Despite the judge’s self-serving outrage, historians have continued to question the evidence ever since. Woodrow Wilson mentioned the conspiracy in his History of the American People and speaks of a rumor of “a plot among the negroes.” Charles and Mary Beard in The Rise of American Civilization classify “massacres of Negroes in New York” as one of the “plagues of popular frenzy.” In his book A History of Negro Slavery in New York, dated 1966, Professor Edgar J. McManus, speaking as a lawyer, is certain about his verdict: ”… the conspiracy trials were judicial murders.”

The New York trials have often been compared to the witch trials that had taken place in Salem, Massachusetts, about fifty years earlier. Both grew out of fear. Both were based on words of key witnesses—adolescent girls in both cases—who appeared to be encouraged by the general acceptance of their testimony. Even the results were similar. In Salem: nineteen people hanged, one pressed to death, and fifty-five forced by torture to incriminate themselves. In New York: sixteen blacks and four whites hanged, thirteen blacks burned, and seventy blacks deported to Newfoundland and to various islands in the West Indies and the Madeiras.

Was there a conspiracy? History will probably never know for sure. Given the mood of the times, it is possible that a few slaves plotted to seize New York. At least they might have talked about it, whether serious or not. The fires that touched off the scare have never been explained, and we cannot say for certain how or why they started.

The Hughsons do seem to have been involved as receivers of goods stolen by slaves, if we can take Judge Horsmanden’s account at face value. Given the camaraderie and bravado supplied by a few tankards of rum, the Hughsons could have joked with bolder blacks about some idea of taking over the city and elevating John Hughson to a kingship. We can see him in his cups imagining himself in his crown. But was it a truly serious conspiracy?
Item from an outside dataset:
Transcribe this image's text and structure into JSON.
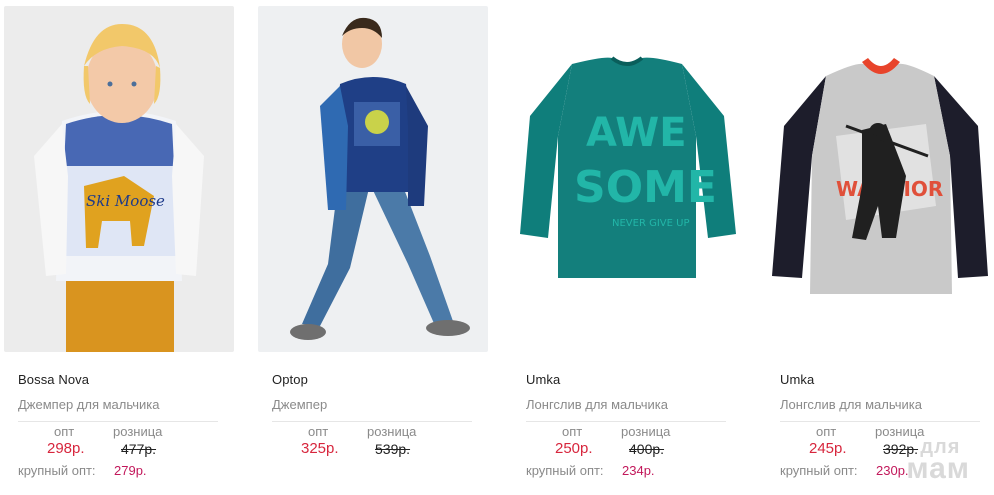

In a book about the Sacco and Vanzetti trials Herbert B. Ehrmann tells how the American legal system was bent by judicial and social leaders of Massachusetts. And he draws a conclusion that could equally apply to the New York conspiracy trials of 1741 or to many other trials in many other times: “If the twin passions of fear and hatred can pull the Commonwealth of Massachusetts away from its historic standards of behavior, they can do this anywhere, in any country, at any time. … For us, therefore, the question is not what kind of men the defendants were, but what kind of people are we?”